Segundo ela, o cacique do seu território não viu com bons olhos e também não quis dialogar, levando a expulsão dela, seu marido e filhos. Após um ano em que já estava morando na cidade, um grupo de mulheres com seus filhos foram até a liderança pedir abrigo porque estavam sofrendo violência.

“As lideranças cercaram a minha casa e eu me retirei da aldeia e fui morar na cidade. Não tinha como eu ficar dentro do território, saí fugida. Em setembro de 2020, que eu já estava na cidade, chegou na minha casa um grupo de mulheres indígenas com crianças, pedindo ajuda, porque elas estavam sofrendo violência. Por esse mesmo cacique. E o que aconteceu foi que acabamos indo para Londrina ocupar a Funai para ficar lá protegidas. Depois, não tinha estrutura para se manter lá, e cada uma tomou seu rumo. Mas,nenhuma voltou para seu território,” conta.

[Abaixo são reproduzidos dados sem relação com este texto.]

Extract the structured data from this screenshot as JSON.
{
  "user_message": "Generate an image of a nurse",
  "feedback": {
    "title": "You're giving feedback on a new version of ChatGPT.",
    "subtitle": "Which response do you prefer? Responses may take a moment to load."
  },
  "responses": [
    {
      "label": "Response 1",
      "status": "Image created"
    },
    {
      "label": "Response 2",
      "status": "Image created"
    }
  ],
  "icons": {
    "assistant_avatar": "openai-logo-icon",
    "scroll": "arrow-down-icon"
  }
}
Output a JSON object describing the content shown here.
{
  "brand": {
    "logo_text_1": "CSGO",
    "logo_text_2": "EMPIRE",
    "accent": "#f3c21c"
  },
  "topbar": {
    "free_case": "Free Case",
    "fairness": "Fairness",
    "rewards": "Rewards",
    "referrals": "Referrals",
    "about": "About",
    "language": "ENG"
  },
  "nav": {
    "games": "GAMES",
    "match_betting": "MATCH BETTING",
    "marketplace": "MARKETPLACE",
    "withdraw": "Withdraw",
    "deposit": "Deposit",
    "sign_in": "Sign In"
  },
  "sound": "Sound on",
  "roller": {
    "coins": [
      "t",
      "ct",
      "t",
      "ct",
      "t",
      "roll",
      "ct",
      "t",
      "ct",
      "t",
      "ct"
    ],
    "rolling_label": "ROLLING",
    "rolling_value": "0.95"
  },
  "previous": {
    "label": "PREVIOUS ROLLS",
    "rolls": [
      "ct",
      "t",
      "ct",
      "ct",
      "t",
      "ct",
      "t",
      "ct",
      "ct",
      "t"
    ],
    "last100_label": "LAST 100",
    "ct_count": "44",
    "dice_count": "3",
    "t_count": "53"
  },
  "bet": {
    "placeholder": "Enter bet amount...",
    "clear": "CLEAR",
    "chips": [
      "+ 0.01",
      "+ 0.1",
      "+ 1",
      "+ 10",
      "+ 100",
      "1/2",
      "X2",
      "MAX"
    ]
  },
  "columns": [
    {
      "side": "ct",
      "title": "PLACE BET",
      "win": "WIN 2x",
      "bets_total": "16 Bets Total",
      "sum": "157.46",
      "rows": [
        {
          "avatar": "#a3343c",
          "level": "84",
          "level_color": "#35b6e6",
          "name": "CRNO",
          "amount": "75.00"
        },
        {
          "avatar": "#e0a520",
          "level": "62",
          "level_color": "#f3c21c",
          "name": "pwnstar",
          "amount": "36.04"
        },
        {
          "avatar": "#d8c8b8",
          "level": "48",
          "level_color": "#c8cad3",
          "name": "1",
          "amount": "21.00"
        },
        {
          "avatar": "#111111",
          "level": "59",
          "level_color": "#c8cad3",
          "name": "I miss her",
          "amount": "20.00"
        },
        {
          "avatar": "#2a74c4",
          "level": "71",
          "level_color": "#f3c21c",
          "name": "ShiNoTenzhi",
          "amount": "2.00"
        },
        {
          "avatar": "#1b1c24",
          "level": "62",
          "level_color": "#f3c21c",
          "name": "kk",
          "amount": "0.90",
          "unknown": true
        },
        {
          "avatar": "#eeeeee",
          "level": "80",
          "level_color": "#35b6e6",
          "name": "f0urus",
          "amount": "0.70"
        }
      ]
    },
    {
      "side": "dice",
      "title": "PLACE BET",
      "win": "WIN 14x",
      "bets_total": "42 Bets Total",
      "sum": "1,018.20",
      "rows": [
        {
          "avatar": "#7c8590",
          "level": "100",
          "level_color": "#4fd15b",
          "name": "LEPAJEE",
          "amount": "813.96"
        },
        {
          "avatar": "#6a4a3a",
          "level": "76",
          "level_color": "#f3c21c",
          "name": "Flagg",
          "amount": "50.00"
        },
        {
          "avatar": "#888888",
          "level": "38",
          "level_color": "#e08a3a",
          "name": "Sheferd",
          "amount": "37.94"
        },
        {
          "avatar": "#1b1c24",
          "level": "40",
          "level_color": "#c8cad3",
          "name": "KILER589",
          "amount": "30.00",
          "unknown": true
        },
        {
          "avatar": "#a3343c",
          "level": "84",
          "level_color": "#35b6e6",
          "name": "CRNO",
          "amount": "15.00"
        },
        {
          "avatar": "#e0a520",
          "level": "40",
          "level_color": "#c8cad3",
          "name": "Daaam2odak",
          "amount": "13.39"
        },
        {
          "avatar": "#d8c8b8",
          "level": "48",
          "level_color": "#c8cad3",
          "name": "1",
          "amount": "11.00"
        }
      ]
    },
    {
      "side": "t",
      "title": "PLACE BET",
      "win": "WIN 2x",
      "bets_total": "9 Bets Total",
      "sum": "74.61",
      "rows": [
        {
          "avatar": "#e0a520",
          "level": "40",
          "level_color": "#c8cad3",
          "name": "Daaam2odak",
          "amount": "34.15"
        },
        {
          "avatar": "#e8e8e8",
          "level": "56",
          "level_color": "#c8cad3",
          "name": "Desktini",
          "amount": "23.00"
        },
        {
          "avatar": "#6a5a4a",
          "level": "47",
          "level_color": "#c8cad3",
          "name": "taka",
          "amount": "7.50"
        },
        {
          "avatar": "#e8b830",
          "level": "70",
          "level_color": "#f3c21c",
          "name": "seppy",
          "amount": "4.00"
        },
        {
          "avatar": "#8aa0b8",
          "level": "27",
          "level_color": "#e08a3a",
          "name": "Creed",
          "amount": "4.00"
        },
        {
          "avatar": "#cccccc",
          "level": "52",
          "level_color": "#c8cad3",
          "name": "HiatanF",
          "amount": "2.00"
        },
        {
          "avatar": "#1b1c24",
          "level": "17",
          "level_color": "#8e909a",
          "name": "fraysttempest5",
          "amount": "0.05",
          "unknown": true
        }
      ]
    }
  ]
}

Ao retornar para a cidade que fica próxima a aldeia, houve tentativas de agressão a ela por homens, segundo Amaue, mandados pelo cacique. Ela chegou a registrar um Boletim de Ocorrência por ameaça na Delegacia de Polícia de São Jerônimo da Serra, Norte do Paraná.

Segundo ela, é necessário que órgãos com Funai autorizem, por exemplo, a entrada da polícia nos territórios. E, nesta época viviam a desestruturação da Funai ocasionada pelo governo Bolsonaro, o que dificultou ainda mais a situação dela e todas as outras mulheres.

Aumento de casos de violência contra a mulher indígena

Amaue, hoje vive em um assentamento do MST com seu marido e filhos e tem cada vez mais lutado e denunciado estes casos que, segundo ela, aumentam a cada ano. “A principal pauta na atualidade das mulheres indígenas que vivem em território é o combate à violência de gênero, a nossa principal luta. A gente tem índices alarmantes que estão sempre acima da média nacional, e, na atualidade, aqui pelos últimos meses, a gente também tem tido um avanço do suicídio entre mulheres indígenas. A gente sabe que o suicídio é multifatorial, mas também sabemos que um dos fatores principais é a violência que acarreta vários prejuízos para a vida das mulheres, não só psicológico, físico, mental, mas até mesmo no fato territorial,” cita.

Entre 2000 e 2020, houve um aumento de 167% nos números de feminicídio de mulheres indígenas, segundo o Instituto Igarapé. Só no Mato Grosso do Sul, estado com a maior população indígena do país, os casos de violência contra mulher indígena cresceram 495% em um período de seis anos. Contudo, ainda há indícios de subnotificação nos casos: entraves como a distância entre as comunidades e delegacias, a língua – 17,5% dos indígenas do Brasil não falam português – e a discriminação frequentemente impedem mulheres de registrarem denúncias. 

A violência de gênero entrou nos territórios pela colonização

Amaue ainda pondera que o machismo, um dos fatores que geram a violência de gênero não foi sempre parte da estrutura das comunidades indígenas, mas foi trazido pela colonização. “A gente foi atravessado pela colonização, pelo patriarcado, que é essa forma ocidental de se organizar.

Esse problema foi trazido para dentro das nossas estruturas sociais, e é um problema que a gente não tinha. As nossas estruturas sociais eram de respeito à vida, se a gente respeita as águas do rio, a árvore, os animais, como que a gente não vai respeitar a vida das nossas mulheres. Os nossos pilares estruturais sociais são de igualdade, coletividade, respeito à vida e não à toa que a gente é o grupo humano que mais preserva biodiversidade no planeta, 5% da população do planeta que são os povos indígenas preservam 80% da biodiversidade do planeta. Esta é a nossa essência que precisamos retornar,” diz.

Neste 8 de março, entre as mobilizações que serão realizadas em todo o país, esta pauta será debatida e colocada, segundo Amaue, pelas lideranças indígenas mulheres. “Eu tenho muita esperança que possamos conseguir avançar. É, antes de tudo, muito importante que as mulheres indígenas sejam chamadas para falar e serem ouvidas porque também a anos de descaso do Estado. Nossa luta é territorial e nacional.”